By Stephen Watt
January 12, 2024

One of the nice things about living in Toronto is how it exposes you to ideas, people and projects that might be harder to come by elsewhere. My name is Stephen Watt, and for many years I’ve been a marketing manager at the Rotman School of Management. In my off hours, I run a volunteer organization called Northern Lights Canada, which aims to get Canadians involved in the private sponsorship of refugees.


Like many people, I first became involved in private sponsorship during the civil war in Syria. In 2016, I answered a request for volunteers from a local settlement agency based in St. James Town, in downtown East, called Community Matters Toronto. I submitted a few applications through CMT for Syrians displaced by the war, and realized what a gift this private sponsorship program was – a way for ordinary Canadians to make a huge and positive impact in the lives of persecuted people around the world.


Flash forward to 2019, and dozens of long nights and submitted applications later. Those applications, sent to Immigration by mail and email, like wishes made on shooting stars, had done their work and brought many warm and dynamic people into my life, and into the lives of friends and fellow sponsors. In addition to the original Syrian arrivals, we had helped bring LGBTQ+ from Iran, Christians from Pakistan and Sri Lankan Tamils held in detention in Papua New Guinea, among others.


A friend of mine, Jaivet Ealom, a student in political economy at the University of Toronto, suggested that we form an organization, which would help us connect to more volunteers, and extend the reach and credibility of these efforts.


Jaivet had his own miraculous story, having come to Canada as an asylum seeker all on his own.
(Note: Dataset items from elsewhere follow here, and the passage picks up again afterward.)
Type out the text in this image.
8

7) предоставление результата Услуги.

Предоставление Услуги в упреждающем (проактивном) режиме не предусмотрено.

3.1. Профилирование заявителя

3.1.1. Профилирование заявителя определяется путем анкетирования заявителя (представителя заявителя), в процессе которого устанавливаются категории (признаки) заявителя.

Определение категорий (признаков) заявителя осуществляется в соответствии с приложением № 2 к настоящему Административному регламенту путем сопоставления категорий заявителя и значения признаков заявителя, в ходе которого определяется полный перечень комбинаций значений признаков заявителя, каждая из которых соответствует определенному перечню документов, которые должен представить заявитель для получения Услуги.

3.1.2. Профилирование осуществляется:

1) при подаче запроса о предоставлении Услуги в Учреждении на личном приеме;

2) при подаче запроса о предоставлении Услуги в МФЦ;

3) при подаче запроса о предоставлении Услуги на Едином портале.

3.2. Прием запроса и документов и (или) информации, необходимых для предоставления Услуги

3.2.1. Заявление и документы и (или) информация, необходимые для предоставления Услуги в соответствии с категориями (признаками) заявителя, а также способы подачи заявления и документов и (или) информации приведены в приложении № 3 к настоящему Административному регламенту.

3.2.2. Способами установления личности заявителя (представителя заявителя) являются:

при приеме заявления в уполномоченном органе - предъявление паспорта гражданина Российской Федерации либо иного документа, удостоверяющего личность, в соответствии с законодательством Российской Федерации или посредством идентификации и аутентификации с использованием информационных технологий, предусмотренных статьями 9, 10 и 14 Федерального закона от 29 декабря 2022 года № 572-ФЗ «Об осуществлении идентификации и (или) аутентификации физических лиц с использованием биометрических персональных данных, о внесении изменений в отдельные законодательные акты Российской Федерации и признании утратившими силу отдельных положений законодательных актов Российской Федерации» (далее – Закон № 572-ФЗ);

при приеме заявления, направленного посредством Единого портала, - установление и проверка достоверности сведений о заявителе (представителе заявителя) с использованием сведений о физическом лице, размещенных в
He was the only person to successfully escape the refugee detention centre established by Australia on Manus Island in Papua New Guinea, in the middle of the South Pacific. That remarkable journey is detailed in his book Escape from Manus Prison, published by Penguin in 2022.


After settling in Canada, Jaivet had become involved in organizing the Rohingya Centre to help those displaced by the civil conflict in his own home country of Burma. Drawing on that knowledge, he helped me develop a new group, which we called Northern Lights Canada. We applied for Northern Lights to become a not-for-profit, and built a website to advance the mission of educating and inspiring other potential sponsors and helpers.


Our network kept growing, and soon we were involved in big projects to bring hundreds of those detained on Manus Island, and in 2021, those stuck in Afghanistan after the takeover by the new Taliban regime. This work occasionally attracted the attention of the media, which brought in new volunteers.


And the refugees kept coming – refugees no longer, but arriving at the airport as permanent residents. Not all of them became personal friends, but many did, and each of them brought their own gifts to the communities lucky enough to have them.


One thing that Jaivet points out in his book is how much refugees have to offer a country that is willing to give them a fair opportunity.

“These were smart, talented people, the most resourceful on earth: their survival and arrival on these foreign shores was proof of that. They were not the richest people in their home countries, or the most privileged – just the most capable. They had so much to offer the world. They just needed a chance.”

Jaivet’s own impact as an advocate and writer was proof of his hypothesis, and he is not the only example. Shams Erfan, now studying in thev Transitional Year Programme at U of T, also happens to be an accomplished journalist, and the writer-in-residence at George Brown College, for the second year in a row. He fled Afghanistan after the Taliban took offense to his work teaching English to children, when he himself was just a teenager.


Another friend, Jon Jonaid, fled the Rohingya genocide in Burma, and then helped launch the Archipelago, a literary magazine by refugees in Indonesia. (He and Shams also started the protest movement in Indonesia).


Jon is now working under Senator Marilou McPhedran in Ottawa, serves as a prominent Rohingya advocate, and has launched an online effort called Humans in Flight that tells the stories of refugee newcomers in Canada and those who helped them get here. Another success story: Khuloud Hadaq, a woman who fled the war in Syria, who runs a publishing house calledv Ishtar House to bring the best of Arab literature to Canada.


There are musicians and photographers, writers and entrepreneurs – and outside the world of business and culture, construction workers, homemakers and truck drivers – each holding a warm appreciation for this country, and for the opportunity to reinvent themselves and live up to their potential.


Our shared mission continues to evolve. Since 2018, many of the refugees we have sponsored happen to be Hazaras from Afghanistan, who are the target of genocidal violence under the Taliban regime. (Shams is Hazara). 


One of our side projects is a website called Hazara Hope, which features profiles of Hazaras, mostly residing in Indonesia, who have been vetted as refugees by the UN, and have been waiting – over a decade, in some cases – to be resettled in a new country.


We’ve now brought over three hundred Hazaras and other refugees to Canada in the last few years, and they’ve settled in towns and cities across the country. But for every happy airport arrival, there is the survivor’s guilt of all the friends left behind, people who are still waiting for their opportunity for a new life.


All refugees, regardless of background, have something to offer this country, and to those ordinary Canadians who make the effort to bring them here.


They have so much to offer. They just need a chance.